Inde – Le réseau de coopératives de femmes de Gujerat s’attaque à la crise sanitaire
La deuxième vague de Covid-19 en Inde en général et
dans le Gujerat en particulier a eu un effet dévastateur, notamment dans les
zones rurales. La situation sanitaire était très grave, tout comme la situation
économique de milliers de familles Adivasi et Dalit qui dépendaient de leur
subsistance quotidienne. Les familles ont été incapables de faire face à
l'anxiété, à la peur et au stress causés par cette nouvelle vague de la
pandémie. Obtenir des soins médicaux était une tâche herculéenne et, à mesure
que les sources de revenus se tarissaient, il devenait de plus en plus
difficile d'accéder aux médicaments et de les acheter. Mais malgré la situation
désastreuse, les femmes rurales ont réagi rapidement et calmement pour mettre
en place des réseaux de soutien et de collaboration.
Le réseau des coopératives de femmes a organisé
plusieurs réunions avec les Sœurs Missionnaires du Christ Jésus, qui les
accompagnent dans leur projet de vie et de développement, afin de planifier un
travail d'urgence dans les différents villages où elles sont présentes. D'une
part, l'aide la plus immédiate a été planifiée, et d'autre part, une stratégie
a été conçue pour couvrir les besoins à moyen terme, en établissant des
critères d'urgence et de nécessité afin de détecter les communautés les plus
vulnérables : les travailleurs sans terre, les femmes seules et les veuves, et
les personnes souffrant de diversité fonctionnelle.
La collaboration de la mission Gujerat-Alboan a été
essentielle, car elle nous a apporté une aide financière grâce aux dons et aux
contributions des familles qui soutiennent la mission. La distribution de
l'aide a été organisée efficacement, touchant plus de 8 300 personnes issues
d'environ 2 000 familles.
Notre structure coopérative a permis de répondre aux
besoins des femmes, qui ont à leur tour tendu une main secourable à d'autres
familles et individus en situation difficile. C'est pourquoi nous pouvons dire
que le réseau des coopératives de femmes a joué un rôle clé pendant la crise
sanitaire et a réussi à répondre à certains des besoins des personnes touchées.
Les procédures opérationnelles standard, les mesures préventives, la
vaccination et la distribution de masques et de désinfectants ont largement
contribué à réduire la propagation de la pandémie.
La technologie et les communications ont permis d'organiser des programmes d'aide à distance - les femmes ont été formées pour assister à des réunions virtuelles via des plateformes en ligne afin de poursuivre leur travail. Les représentants des coopératives sont en contact avec les femmes des différentes communautés. Beaucoup d'entre eux sont en droit de recevoir des aides gouvernementales, mais n'ont pas la formation ou les moyens de les demander, et c'est là que les coopératives jouent un rôle d'intermédiaire très important avec les communautés. Ils sont en contact direct avec les leaders Adivasi dans les villages afin de pouvoir s'exprimer pour obtenir cette aide tant attendue. Il est prévu de distribuer des aides financières individuelles, ainsi que des aides pour des prêts et des programmes sociaux communautaires.
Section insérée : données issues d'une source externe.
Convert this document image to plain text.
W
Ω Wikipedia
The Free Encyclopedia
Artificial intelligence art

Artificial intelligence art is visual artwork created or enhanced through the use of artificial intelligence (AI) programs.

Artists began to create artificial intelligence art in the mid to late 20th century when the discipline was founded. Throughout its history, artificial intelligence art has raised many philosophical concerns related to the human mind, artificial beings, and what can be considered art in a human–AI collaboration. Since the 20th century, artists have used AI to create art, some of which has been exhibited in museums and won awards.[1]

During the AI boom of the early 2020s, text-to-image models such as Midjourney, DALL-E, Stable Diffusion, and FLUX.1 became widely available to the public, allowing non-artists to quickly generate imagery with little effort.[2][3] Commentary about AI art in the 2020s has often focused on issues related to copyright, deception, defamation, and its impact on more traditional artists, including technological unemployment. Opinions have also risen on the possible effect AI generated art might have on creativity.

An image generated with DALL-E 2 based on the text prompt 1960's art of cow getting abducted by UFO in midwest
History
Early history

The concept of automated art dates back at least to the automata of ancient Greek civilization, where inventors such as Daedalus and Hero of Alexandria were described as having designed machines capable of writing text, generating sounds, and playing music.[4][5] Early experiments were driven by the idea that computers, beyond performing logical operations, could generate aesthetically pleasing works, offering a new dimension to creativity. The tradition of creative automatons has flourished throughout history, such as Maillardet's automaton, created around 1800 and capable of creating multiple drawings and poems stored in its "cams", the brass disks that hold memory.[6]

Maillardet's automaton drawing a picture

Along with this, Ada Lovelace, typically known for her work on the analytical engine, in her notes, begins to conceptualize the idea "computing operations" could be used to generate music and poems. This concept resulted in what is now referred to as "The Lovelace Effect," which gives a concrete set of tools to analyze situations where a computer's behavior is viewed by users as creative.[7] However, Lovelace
Lumières et ombres au lendemain de la pandémie
Les histoires laissées par les Covid-19 continuent de
nous surprendre. De nombreuses personnes ont été lésées d'une manière ou d'une
autre. Il faudra du temps pour que cette crise prenne fin. Le revenu de
nombreuses femmes avec lesquelles nous travaillons est lié au secteur agricole.
Nous continuerons à les accompagner afin qu'ils puissent accéder aux plans et
aux aides gouvernementales et qu'ils puissent, à terme, assurer la durabilité
et l'autosuffisance de leurs projets productifs.
Pendant la crise sanitaire et surtout pendant la
deuxième vague, qui a touché le plus durement les zones rurales, les centres
gérés par des religieux, y compris les cliniques, les écoles, les coopératives,
se sont réunis pour identifier les besoins et fournir une assistance immédiate
dans les zones où ils travaillaient déjà. Au lendemain de la deuxième vague de
la pandémie, les efforts se concentrent désormais sur l'identification de
l'impact à moyen et long terme. Cela a impliqué des réunions et des
discussions, souvent via Internet, impliquant à la fois les femmes des
coopératives et les religieuses, qui à leur tour ont rencontré les femmes dans
les villages.
L'engagement de toutes ces femmes nourrit notre espoir dans les moments difficiles. Ce sont des femmes qui veulent grandir, qui décident de grandir et qui s'efforcent de grandir. Au milieu de la tempête, de ces histoires de joies et de peines, de ruptures et d'imperfections, il est important que nous ne perdions pas le courage, l'optimisme et l'espoir d'apporter un rayon de lumière dans la vie des femmes avec lesquelles nous travaillons.